I might be happier living in a mud hut in Ghana than I am here. I’m sure there are many Africans who are happier than I am. So I can’t really say whether I’m better off here, even if I do have more money. All I can say is that I’m happy enough here.

*I had a Nigerian student one semester. He told me that he didn’t really like the US…it was too structured. In Nigeria, he said, every day is different. You don’t know what to expect from day to day. There is no alarm clock to wake up to, no rigid schedule to keep, no appointments to rush to. He explained to me that he thought we were all very boring and non-living. I’d never felt envious of an African before that moment.

It’s true–but as I understand it, the Atlantic slave trade was culturally devastating to Africa, deeply exacerbating tribal/national rivalries and removing significant portions of the young male population. Without the Atlantic slave trade, today Africa might resemble India, which is in relatively good shape.


Black people in the US are no more connected to Africa than white people are to Europe. The connection is in your mind–it’s there if you want it to be or if you let people impose it on you. It can be negative, positive, or a mix.

That’s one seeming misconception of the OP I wanted to clear up.

What makes the history of US slavery so uniquely different, when most countries in the western hemisphere had slavery, and the vast majority of African slaves went to the Caribbean and South America?
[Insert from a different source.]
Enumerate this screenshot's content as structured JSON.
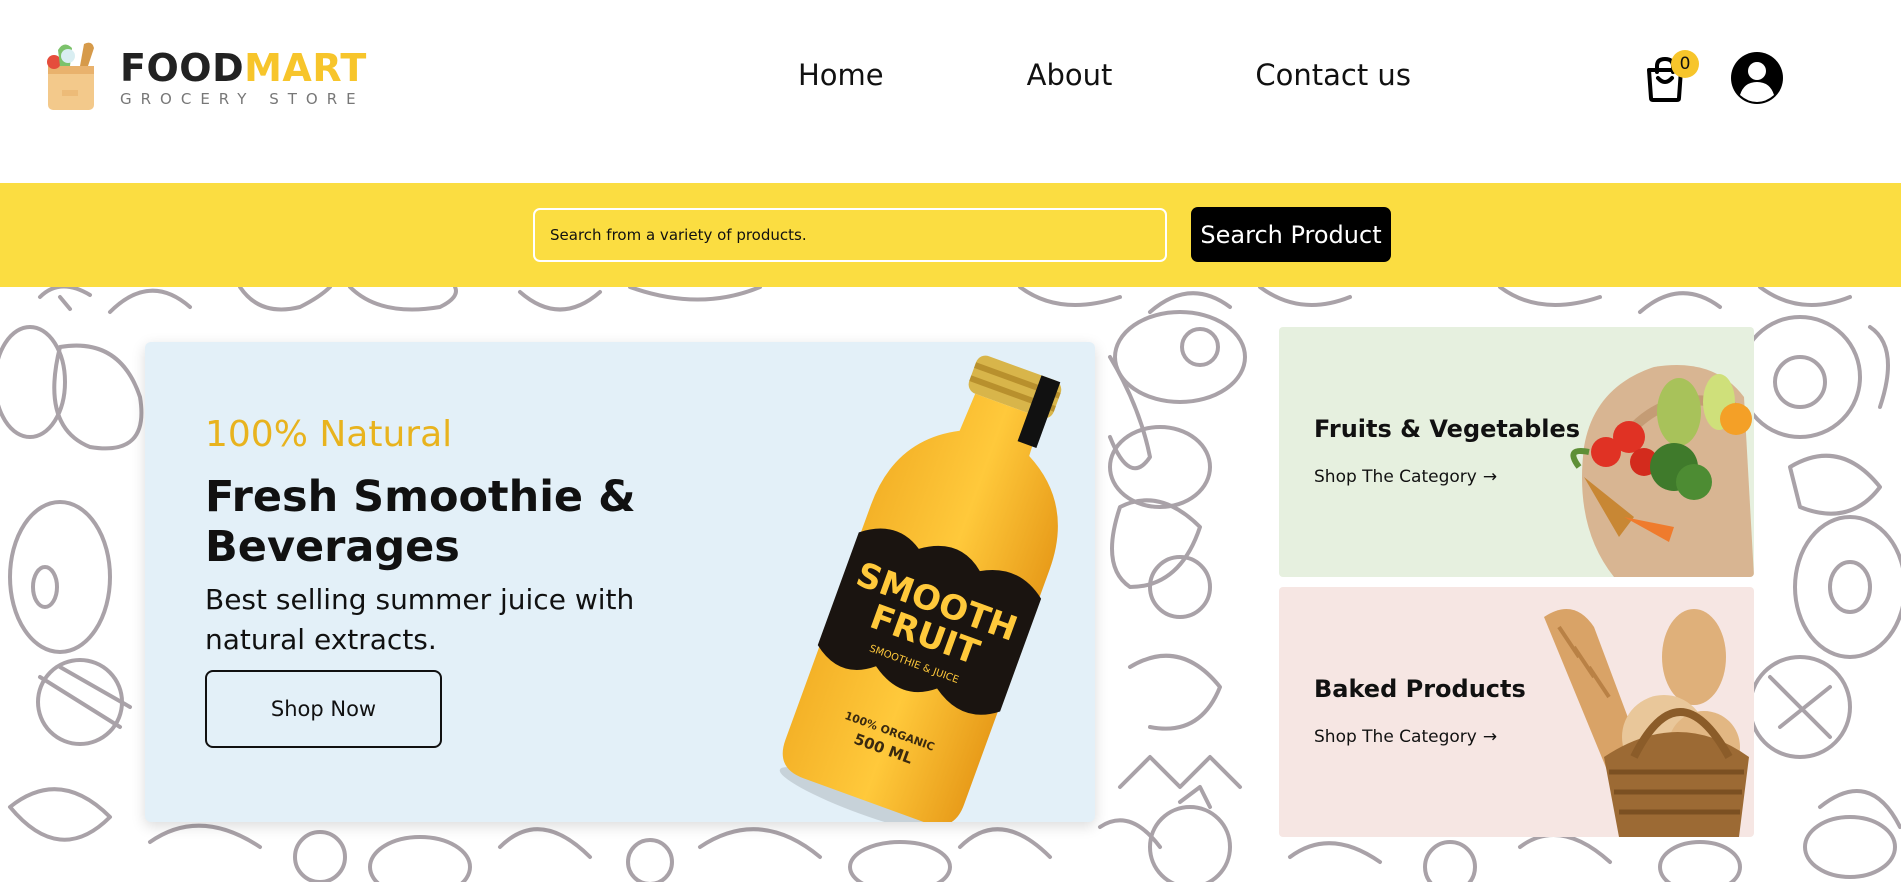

Slavery was defined by race. In other countries, race determined where the slaves originated, but an emancipated slave was fully free. Among other phenomena:
A free black person in slave states had to carry papers to prove that s/he was free or the person could be re-enslaved simply based on their skin.
Several states in the U.S. passed laws making it a crime to permit a black person to learn to read.
After fighting a war over the continuation of slavery (after which it was decided to forcibly abolish it) the people who had previously owned slaves engineered the laws to reduce blacks to second class citizenship.
In the U.S., anti-miscegenation laws prohibited intermarriage in ways that were not enforced throughout the Caribbean. Children born of mixed parentage were then placed in the underclass.

While discrimination based on skin tone permeates all of the Americas, only the U.S. enshrined such discrimination in law both during the slave period and subsequent to it.